Staff Quality Engineer - R&D

As directed, the Staff Quality Engineer is accountable for supporting new product development and product maintenance through the application of Quality engineering skills for medical devices. This person will handle projects and tasks, from product inception through product launch and maintenance and play an active role in the processes to ensure products meet quality standards consistent with policies, while meeting all design control and other regulatory requirements.

This individual will be responsible for providing quality leadership, guidance and support in quality system methodologies for medical device development and manufacturing. This candidate will work directly with product development teams in support of the development and manufacturing of medical device products. The position requires the ability to handle multiple projects and tasks utilizing a high level of written and oral communication skills.
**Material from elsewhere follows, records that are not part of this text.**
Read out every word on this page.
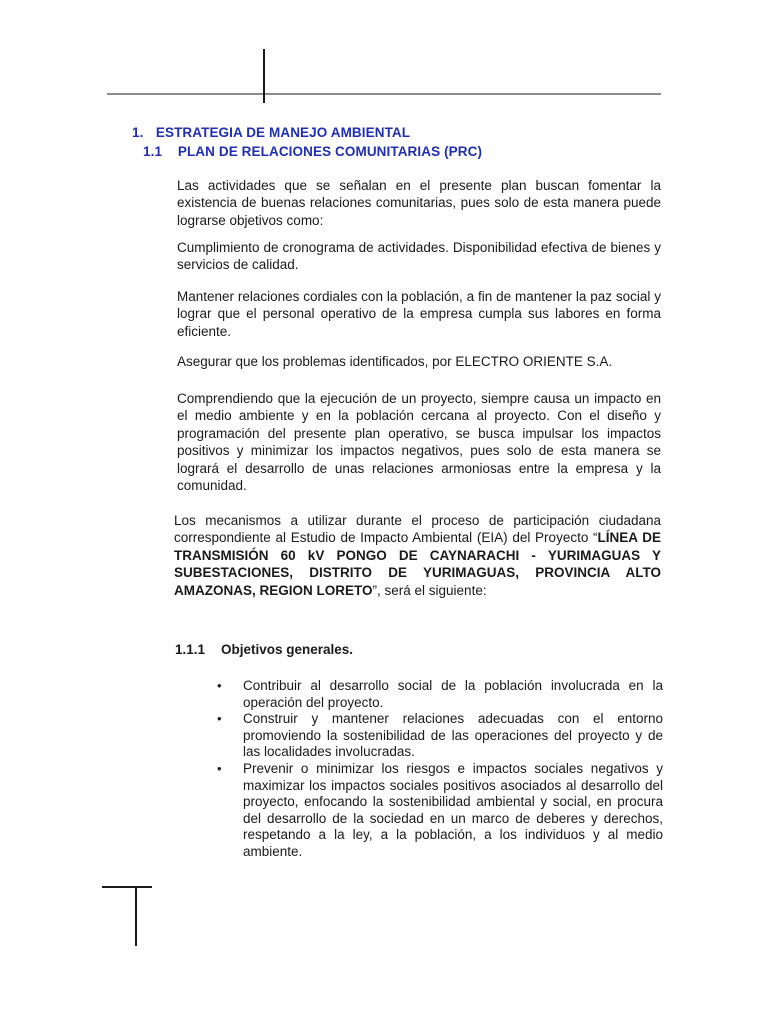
1. ESTRATEGIA DE MANEJO AMBIENTAL
1.1 PLAN DE RELACIONES COMUNITARIAS (PRC)

Las actividades que se señalan en el presente plan buscan fomentar la existencia de buenas relaciones comunitarias, pues solo de esta manera puede lograrse objetivos como:

Cumplimiento de cronograma de actividades. Disponibilidad efectiva de bienes y servicios de calidad.

Mantener relaciones cordiales con la población, a fin de mantener la paz social y lograr que el personal operativo de la empresa cumpla sus labores en forma eficiente.

Asegurar que los problemas identificados, por ELECTRO ORIENTE S.A.

Comprendiendo que la ejecución de un proyecto, siempre causa un impacto en el medio ambiente y en la población cercana al proyecto. Con el diseño y programación del presente plan operativo, se busca impulsar los impactos positivos y minimizar los impactos negativos, pues solo de esta manera se logrará el desarrollo de unas relaciones armoniosas entre la empresa y la comunidad.

Los mecanismos a utilizar durante el proceso de participación ciudadana correspondiente al Estudio de Impacto Ambiental (EIA) del Proyecto “LÍNEA DE TRANSMISIÓN 60 kV PONGO DE CAYNARACHI - YURIMAGUAS Y SUBESTACIONES, DISTRITO DE YURIMAGUAS, PROVINCIA ALTO AMAZONAS, REGION LORETO”, será el siguiente:

1.1.1 Objetivos generales.
• Contribuir al desarrollo social de la población involucrada en la operación del proyecto.
• Construir y mantener relaciones adecuadas con el entorno promoviendo la sostenibilidad de las operaciones del proyecto y de las localidades involucradas.
• Prevenir o minimizar los riesgos e impactos sociales negativos y maximizar los impactos sociales positivos asociados al desarrollo del proyecto, enfocando la sostenibilidad ambiental y social, en procura del desarrollo de la sociedad en un marco de deberes y derechos, respetando a la ley, a la población, a los individuos y al medio ambiente.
In this position, the candidate will be responsible for:

• Leading/supporting medical device design and development planning; quality planning and execution;
• Developing and maintaining risk management documentation;
• Supporting development of design verification and design validation documentation;
• Supporting test method development and validations;
• Ensuring embecta policies, procedures, practices and facilities are in compliance with all applicable corporate regulatory policies;
• Leading/supporting internal investigations, implementing corrective and preventive actions;
• Serving as a quality representative on one or more project teams engaged in product development or sustaining activities;
• Ensuring each project is developed and released meeting customer expectations, regulatory requirements including 21CFR820, ISO 13485, ISO 14971.

Experience and Education

• BS degree in engineering or technical sciences. MS preferred.
• A minimum of 8 years relevant experience or a combination of equivalent education and relevant experience.

Knowledge Skills and Abilities

• Knowledge of design controls and 21CFR820, ISO 13485, and applicable medical device regulations, standards and guidance.